2.3. Implementation of the intervention

In areas where prevalence of unsafe abortion is low, expectant management of miscarriage is safe and is likely to be highly cost-effective. It is therefore recommended as the first-line management option for incomplete first trimester abortion. This reassurance can be given to women at all levels of the health system and simply requires education of health-care providers. The use of manual vacuum aspiration (5) can be reserved for those who continue to bleed heavily or who develop infection-related complications of spontaneous miscarriage. This is likely to be welcomed by many health-care providers as it would liberate scarce resources that were being used for surgical treatment of miscarriage.

For areas where unsafe abortions are common, there is not enough evidence to recommend expectant management. Hence, manual vacuum aspiration or oral misoprostol (600 µg as a single dose) is recommended (4, 5).

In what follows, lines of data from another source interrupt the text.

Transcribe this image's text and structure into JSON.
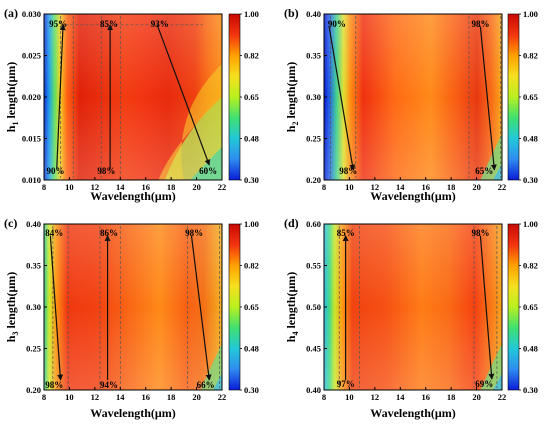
{
  "colors": {
    "colormap": [
      "#0a1cd6",
      "#2f8cf0",
      "#22c8d8",
      "#40e070",
      "#b8f020",
      "#f6e020",
      "#ffa000",
      "#f23410",
      "#c80a05"
    ],
    "annotation_line": "#111111",
    "dashed_line": "#555555"
  },
  "chart_data": [
    {
      "type": "heatmap",
      "panel": "(a)",
      "xlabel": "Wavelength(μm)",
      "ylabel_main": "h",
      "ylabel_sub": "1",
      "ylabel_rest": " length(μm)",
      "xlim": [
        8,
        22
      ],
      "ylim": [
        0.01,
        0.03
      ],
      "xticks": [
        "8",
        "10",
        "12",
        "14",
        "16",
        "18",
        "20",
        "22"
      ],
      "yticks": [
        "0.010",
        "0.015",
        "0.020",
        "0.025",
        "0.030"
      ],
      "colorbar": {
        "range": [
          0.3,
          1.0
        ],
        "ticks": [
          "0.30",
          "0.48",
          "0.65",
          "0.82",
          "1.00"
        ]
      },
      "annotations": [
        {
          "text": "95%",
          "x": 8.4,
          "y": 0.0288
        },
        {
          "text": "90%",
          "x": 8.2,
          "y": 0.0111
        },
        {
          "text": "85%",
          "x": 12.4,
          "y": 0.0288
        },
        {
          "text": "98%",
          "x": 12.2,
          "y": 0.0111
        },
        {
          "text": "93%",
          "x": 16.4,
          "y": 0.0288
        },
        {
          "text": "60%",
          "x": 20.2,
          "y": 0.0111
        }
      ],
      "arrows": [
        {
          "from": [
            9.0,
            0.0113
          ],
          "to": [
            9.5,
            0.0287
          ]
        },
        {
          "from": [
            13.2,
            0.0113
          ],
          "to": [
            13.2,
            0.0287
          ]
        },
        {
          "from": [
            16.9,
            0.0287
          ],
          "to": [
            21.0,
            0.0118
          ]
        }
      ],
      "dashed_x": [
        9.3,
        10.3,
        12.5,
        14.0
      ],
      "dashed_y": [
        0.0287
      ]
    },
    {
      "type": "heatmap",
      "panel": "(b)",
      "xlabel": "Wavelength(μm)",
      "ylabel_main": "h",
      "ylabel_sub": "2",
      "ylabel_rest": " length(μm)",
      "xlim": [
        8,
        22
      ],
      "ylim": [
        0.2,
        0.4
      ],
      "xticks": [
        "8",
        "10",
        "12",
        "14",
        "16",
        "18",
        "20",
        "22"
      ],
      "yticks": [
        "0.20",
        "0.25",
        "0.30",
        "0.35",
        "0.40"
      ],
      "colorbar": {
        "range": [
          0.3,
          1.0
        ],
        "ticks": [
          "0.30",
          "0.48",
          "0.65",
          "0.82",
          "1.00"
        ]
      },
      "annotations": [
        {
          "text": "90%",
          "x": 8.3,
          "y": 0.388
        },
        {
          "text": "98%",
          "x": 9.2,
          "y": 0.211
        },
        {
          "text": "98%",
          "x": 19.6,
          "y": 0.388
        },
        {
          "text": "65%",
          "x": 19.9,
          "y": 0.211
        }
      ],
      "arrows": [
        {
          "from": [
            8.4,
            0.385
          ],
          "to": [
            10.3,
            0.212
          ]
        },
        {
          "from": [
            20.3,
            0.385
          ],
          "to": [
            21.4,
            0.212
          ]
        }
      ],
      "dashed_x": [
        8.5,
        10.5,
        19.4,
        21.9
      ]
    },
    {
      "type": "heatmap",
      "panel": "(c)",
      "xlabel": "Wavelength(μm)",
      "ylabel_main": "h",
      "ylabel_sub": "3",
      "ylabel_rest": " length(μm)",
      "xlim": [
        8,
        22
      ],
      "ylim": [
        0.2,
        0.4
      ],
      "xticks": [
        "8",
        "10",
        "12",
        "14",
        "16",
        "18",
        "20",
        "22"
      ],
      "yticks": [
        "0.20",
        "0.25",
        "0.30",
        "0.35",
        "0.40"
      ],
      "colorbar": {
        "range": [
          0.3,
          1.0
        ],
        "ticks": [
          "0.30",
          "0.48",
          "0.65",
          "0.82",
          "1.00"
        ]
      },
      "annotations": [
        {
          "text": "84%",
          "x": 8.1,
          "y": 0.389
        },
        {
          "text": "98%",
          "x": 8.1,
          "y": 0.206
        },
        {
          "text": "86%",
          "x": 12.4,
          "y": 0.389
        },
        {
          "text": "94%",
          "x": 12.4,
          "y": 0.206
        },
        {
          "text": "98%",
          "x": 19.1,
          "y": 0.389
        },
        {
          "text": "66%",
          "x": 20.0,
          "y": 0.206
        }
      ],
      "arrows": [
        {
          "from": [
            8.5,
            0.386
          ],
          "to": [
            9.3,
            0.212
          ]
        },
        {
          "from": [
            13.0,
            0.212
          ],
          "to": [
            13.0,
            0.386
          ]
        },
        {
          "from": [
            19.6,
            0.386
          ],
          "to": [
            21.0,
            0.212
          ]
        }
      ],
      "dashed_x": [
        8.7,
        9.9,
        12.4,
        14.0,
        19.3,
        21.8
      ]
    },
    {
      "type": "heatmap",
      "panel": "(d)",
      "xlabel": "Wavelength(μm)",
      "ylabel_main": "h",
      "ylabel_sub": "4",
      "ylabel_rest": " length(μm)",
      "xlim": [
        8,
        22
      ],
      "ylim": [
        0.4,
        0.6
      ],
      "xticks": [
        "8",
        "10",
        "12",
        "14",
        "16",
        "18",
        "20",
        "22"
      ],
      "yticks": [
        "0.40",
        "0.45",
        "0.50",
        "0.55",
        "0.60"
      ],
      "colorbar": {
        "range": [
          0.3,
          1.0
        ],
        "ticks": [
          "0.30",
          "0.48",
          "0.65",
          "0.82",
          "1.00"
        ]
      },
      "annotations": [
        {
          "text": "85%",
          "x": 9.0,
          "y": 0.589
        },
        {
          "text": "97%",
          "x": 9.0,
          "y": 0.407
        },
        {
          "text": "98%",
          "x": 19.6,
          "y": 0.589
        },
        {
          "text": "69%",
          "x": 19.9,
          "y": 0.407
        }
      ],
      "arrows": [
        {
          "from": [
            9.7,
            0.412
          ],
          "to": [
            9.7,
            0.586
          ]
        },
        {
          "from": [
            20.3,
            0.586
          ],
          "to": [
            21.2,
            0.413
          ]
        }
      ],
      "dashed_x": [
        9.2,
        10.8,
        19.8,
        21.6
      ]
    }
  ]
}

The safety of expectant management in areas where unsafe abortion is common has not been established. Given the frequency of the problem, the high morbidity associated with it, and the amount of scarce resources that are taken up in surgical evacuation, a study of expectant management versus surgery is both ethical and overdue.


  • Nanda K, Peloggia A, Grimes D, Lopez L, Nanda G. Expectant care versus surgical treatment for miscarriage. The Cochrane Library;Issue 3, 2006.
  • Trinder J, Brocklehurst P, Porter R, Read M, Vyas S, Smith L. Management of miscarriage: expectant; medical or surgical? Results of a randomised controlled trial (the MIST trial). BMJ 2006;332:1235-1238.
  • Ahman E, Shah I. Unsafe abortion: global and regional estimates of the incidence of unsafe abortion and associated morbidity in 2000 (4th Edition). Geneva, World Health Organization, 2004. ;.
  • Weeks A, Alia G, Blum J, Winikoff B, Ekwaru P, Durocher J, et al. A randomized trial of misoprostol versus manual vacuum aspiration for incomplete abortion. Obstet Gynecol 2005;106:540-547.
  • Forna F, Gülmezoglu AM. Surgical procedures to evacuate incomplete abortion. The Cochrane Library;Issue 3, 2006.

This document should be cited as: Weeks A. Expectant care versus surgical treatment for miscarriage: RHL commentary (last revised: 15 December 2006). The WHO Reproductive Health Library; Geneva: World Health Organization.